As shoppers have been heading to the supermarket in a bid to stockpile toilet paper, people are turning to wet wipes as an alternative in the midst of the coronavirus pandemic.
The only problem is that products such as wipes, kitchen roll and newspaper don’t break down in water the same way as toilet paper does – resulting in sewer blockages.
Water company Northumbrian Water has shared some shocking pictures (that you probably don’t want to look at while you’re tucking into your breakfast) showing the consequences of flushing wipes.
The company, that serves Northumberland, Tyne and Wear, Durham and parts of North Yorkshire, took to Facebook to remind people about its ‘Bin The Wipe’ campaign.
They wrote: “We understand anyone affected by the shortage of toilet paper in shelves of shops is only improvising, but must warn that wrongful flushing can have devastating consequences! These include:
“Homes being flooded with toilet waste (…this isn’t pleasant at any time but especially now, if you need to self-isolate with #covid19uk).
“Rivers and seas being polluted with sewage, potentially harming and destroying innocent wildlife!
“Not only blocking our sewage network of pumps and pipes, but householders’ plumbing too, causing avoidable plumber callout charges!
“Please make one simple change and put toilet paper alternatives in the bin. Toilets are NOT a bin and sewers are not designed for toilet paper alternatives!”
Despite reassurance from companies such as Kimberly-Clark, which makes Kleenex and Andrex, that 3.5 million rolls of toilet paper are manufactured every single day, people are still taking it upon themselves to strip shelves of the stuff, leaving others without.
A spokesman said: “We make one billion loo rolls a year that’s enough to stretch easily around the country.
“The trucks are going out replenishing stock all the time but the problem is that as soon as it’s going out people are buying it straight away and they just don’t need to.”
If toilet roll wasn’t your main concern, yesterday (21 March) the government promised there would be no shortage of food in the UK.

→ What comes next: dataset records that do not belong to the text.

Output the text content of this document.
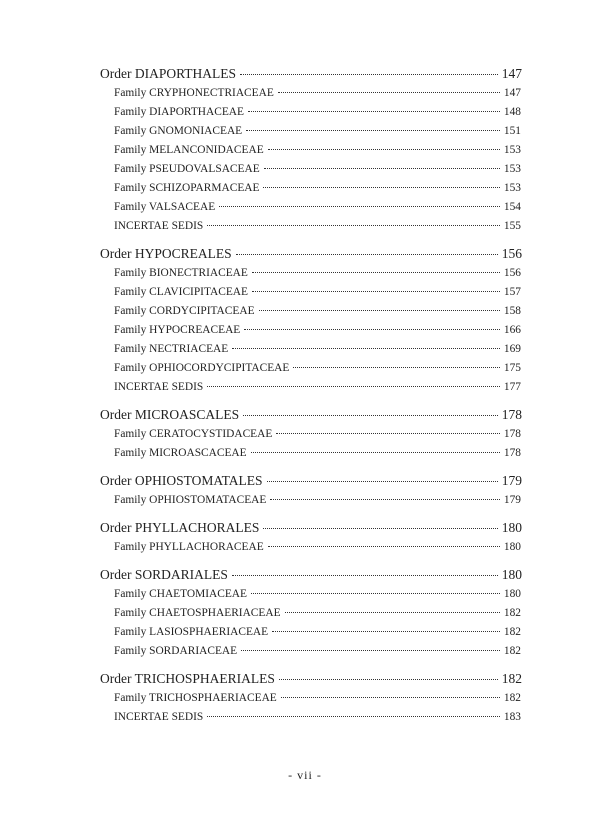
Order DIAPORTHALES	147
Family CRYPHONECTRIACEAE	147
Family DIAPORTHACEAE	148
Family GNOMONIACEAE	151
Family MELANCONIDACEAE	153
Family PSEUDOVALSACEAE	153
Family SCHIZOPARMACEAE	153
Family VALSACEAE	154
INCERTAE SEDIS	155
Order HYPOCREALES	156
Family BIONECTRIACEAE	156
Family CLAVICIPITACEAE	157
Family CORDYCIPITACEAE	158
Family HYPOCREACEAE	166
Family NECTRIACEAE	169
Family OPHIOCORDYCIPITACEAE	175
INCERTAE SEDIS	177
Order MICROASCALES	178
Family CERATOCYSTIDACEAE	178
Family MICROASCACEAE	178
Order OPHIOSTOMATALES	179
Family OPHIOSTOMATACEAE	179
Order PHYLLACHORALES	180
Family PHYLLACHORACEAE	180
Order SORDARIALES	180
Family CHAETOMIACEAE	180
Family CHAETOSPHAERIACEAE	182
Family LASIOSPHAERIACEAE	182
Family SORDARIACEAE	182
Order TRICHOSPHAERIALES	182
Family TRICHOSPHAERIACEAE	182
INCERTAE SEDIS	183
- vii -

During a televised media briefing, Environment, Food and Rural Affairs Secretary George Eustice explained: “There is more than enough food to go around and our food supply chain is able to expand production to cope with increased demand.
“In the last week sales of some foods have increased significantly and manufacturers have produced around 50 percent more food than they usually would. There is no shortage of food available and more is arriving at shops every day.
“The challenge that all of our retailers have faced is keeping shelves stocked throughout the day in the face of increased purchasing behaviour.”